Vorgelebte Integration

Die Stadtteilmütter: v.l.: Hourea Yasede, Hourea Ouaakki, Fatima Hamadaoui. Foto: Knut Vahlensieck
Die Stadtteilmütter: v.l.: Hourea Yasede, Hourea Ouaakki, Fatima Hamadaoui. Foto: Knut Vahlensieck
Foto: Knut Vahlensieck
20 Stadtteilmütter sind qualifiziert und seit September im Einsatz. Sie sollen Frauen mit Migrationshintergrund helfen, an der Gesellschaft teil zu haben.

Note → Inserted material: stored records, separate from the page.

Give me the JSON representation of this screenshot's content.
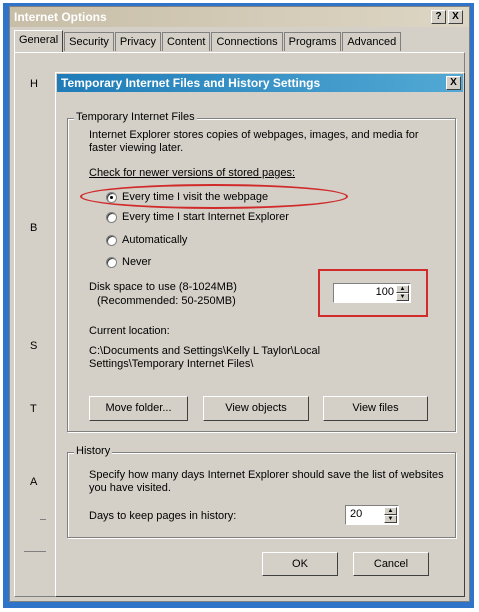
{
  "outer_window": {
    "title": "Internet Options",
    "help_label": "?",
    "close_label": "X",
    "tabs": [
      {
        "label": "General"
      },
      {
        "label": "Security"
      },
      {
        "label": "Privacy"
      },
      {
        "label": "Content"
      },
      {
        "label": "Connections"
      },
      {
        "label": "Programs"
      },
      {
        "label": "Advanced"
      }
    ],
    "side_letters": [
      "H",
      "B",
      "S",
      "T",
      "A"
    ]
  },
  "dialog": {
    "title": "Temporary Internet Files and History Settings",
    "close_label": "X",
    "temp_group": {
      "legend": "Temporary Internet Files",
      "description": "Internet Explorer stores copies of webpages, images, and media for faster viewing later.",
      "check_label": "Check for newer versions of stored pages:",
      "options": [
        {
          "label": "Every time I visit the webpage"
        },
        {
          "label": "Every time I start Internet Explorer"
        },
        {
          "label": "Automatically"
        },
        {
          "label": "Never"
        }
      ],
      "selected_option": "Every time I visit the webpage",
      "disk_label_1": "Disk space to use (8-1024MB)",
      "disk_label_2": "(Recommended: 50-250MB)",
      "disk_value": "100",
      "current_location_label": "Current location:",
      "current_location_1": "C:\\Documents and Settings\\Kelly L Taylor\\Local",
      "current_location_2": "Settings\\Temporary Internet Files\\",
      "move_folder": "Move folder...",
      "view_objects": "View objects",
      "view_files": "View files"
    },
    "history_group": {
      "legend": "History",
      "description": "Specify how many days Internet Explorer should save the list of websites you have visited.",
      "days_label": "Days to keep pages in history:",
      "days_value": "20"
    },
    "ok": "OK",
    "cancel": "Cancel"
  },
  "colors": {
    "frame_blue": "#2f74c9",
    "title_blue": "#1f7cb8",
    "highlight_red": "#d12a2a",
    "dialog_face": "#d4d0c8"
  }
}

Dortmund. Wer versteht die Sorgen und Nöte einer muslimischen Frau in Deutschland besser als eine andere muslimische Frau? Wer weiß besser, wie Integration glücken kann, als jemand, der über sich sagt „ich bin integriert“? Wie Hourea Yasede. Die 39-jährige ist eine von 20 Stadtteilmüttern – Frauen, nicht-deutscher Herkunft, die andere Frauen mit Migrationshintergrund beraten und ihnen helfen, an der Gesellschaft teil zu haben.

Das Modellprojekt in NRW war im März in Dortmund sowie zeitgleich in Bochum und einen Monat vorher in Essen gestartet. Zunächst wurden die Frauen qualifiziert, seit September sind sie in den Stadtteilen Hörde, Nord und Scharnhorst im Einsatz.

Begrenzt auf ein Jahr

„Die Frauen sollen aus ihren vier Wänden rauskommen – ich will sie motivieren, Sprachkurse zu besuchen“, sagt Hourea Ouaakki, die in Scharnhorst arbeitet. Ebenso wie Yasede hat sie sich jahrelang um ihre Familie und die eigenen Kinder gekümmert – und geht nun in ihrer neuen Aufgabe auf. „Ich kann vorleben, wie viel Vorteile es bringt, die deutsche Sprache zu sprechen“, sagt Ouaakki. „Nur so ist es möglich, Kontakte außerhalb der Familie, zu Nachbarn und anderen Eltern zu pflegen.“

Die Frauen sind aber nicht nur dafür da, anderen zu helfen – sie sollen sich mit dieser Arbeit auch selbst für den ersten Arbeitsmarkt qualifizieren. Das Projekt wird zu großen Teilen finanziert von der Bundesagentur für Arbeit sowie dem Arbeitsministerium.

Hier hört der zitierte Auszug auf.